Студент остановился на полслове. Агриппина Ивановна вздрогнула за своим вязаньем, хотя обрадовалась, что уйдут, наконец, несносные студенты.
Геннадий Васильевич, после секундного испуга, снял крюк. На пороге стояла Валентина Муратова, немного смущенная, красная от мороза и ожидания.
— Здравствуйте, Геннадий Васильевич, — проговорила она, протягивая руку молчавшему Кириллову. — Агриппина Ивановна дома?
Кириллов засуетился.
— Пожалуйста, пожалуйста, мама дома… Она будет так рада…
Студенты, увидав высокую даму, одетую пышно (чуть ли даже не услыхав запах Irab-apple[8] ), сочли за лучшее молча ретироваться и, захватив шапки, теснясь в дверях, юркнули вон. Хозяину было не до них.
Валентина Сергеевна приехала в Москву неделю тому назад и остановилась в гостинице "Европа" на Театральной площади. В эту неделю она почти каждый день видела у себя Кириллова, они вместе гуляли и ходили в театр. Но один раз Геннадий Васильевич приехал к Валентине рано, после двенадцати, и в сопровождении своей матери. Валентина Сергеевна была изумлена, поражена, даже удручена этим визитом. Она знала, что старуха никуда не выезжает, и не понимала, почему Агриппина Ивановна оказывает ей такую честь. Ее стала мучить мысль, что, может быть, ей почему-нибудь следовало первой поехать познакомиться с madam Кирилловой — и давно… Во всяком случае, она на другой же день решила отдать визит, который, чувствовала Валентина, мало удался. Агриппина Ивановна говорила о том, как неудобно и дорого жить в гостиницах, и оглядывала просторный номер Валентины. А хозяйка, смущенная, молчала, не зная, как себя держать с почтенной дамой, с которой вряд ли у них могло найтись хоть что-нибудь общее.
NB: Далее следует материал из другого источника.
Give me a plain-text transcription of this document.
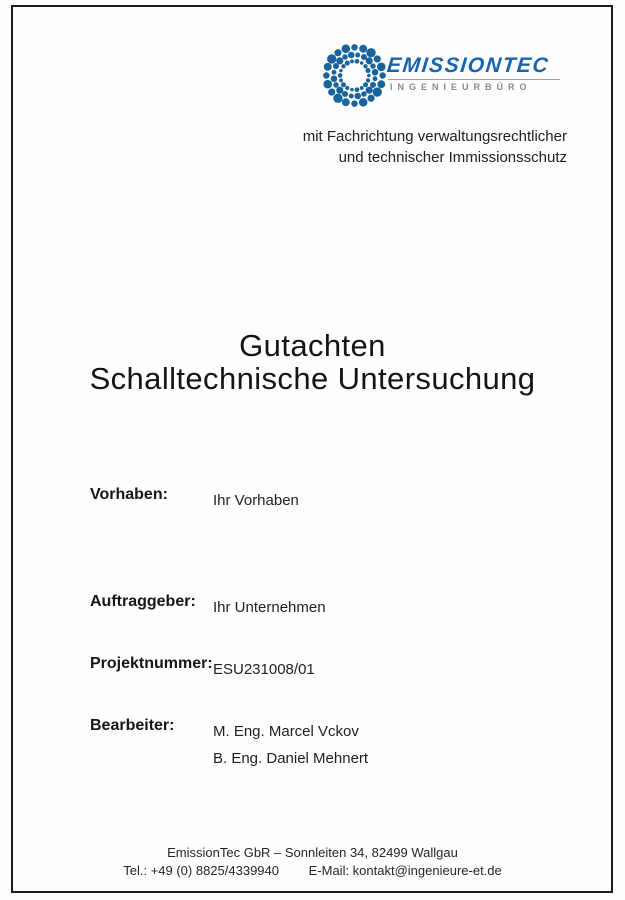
EMISSIONTEC
INGENIEURBÜRO
mit Fachrichtung verwaltungsrechtlicher
und technischer Immissionsschutz
Gutachten
Schalltechnische Untersuchung
Vorhaben:	Ihr Vorhaben
Auftraggeber: Ihr Unternehmen
Projektnummer: ESU231008/01
Bearbeiter:	M. Eng. Marcel Vckov
B. Eng. Daniel Mehnert
EmissionTec GbR – Sonnleiten 34, 82499 Wallgau
Tel.: +49 (0) 8825/4339940 E-Mail: kontakt@ingenieure-et.de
Один Геннадий Васильевич во время этого визита был весел, доволен, естествен и даже не замечал смущенья.
Как бы то ни было — визит следовало отдать, и Валентина отправилась на Остоженку, в дом Кирилловых.
— Пожалуйста, сюда, прошу вас, — неловко и радостно суетился Геннадий Васильевич, помогая Валентине снять кофточку. — Боже мой, как вы легко одеты! — прибавил он с оттенком заботливости. — Мама! гости! Валентина Сергеевна к нам!
Хозяйка, неторопливо сняв очки и положив вязанье, пошла навстречу Валентине Сергеевне.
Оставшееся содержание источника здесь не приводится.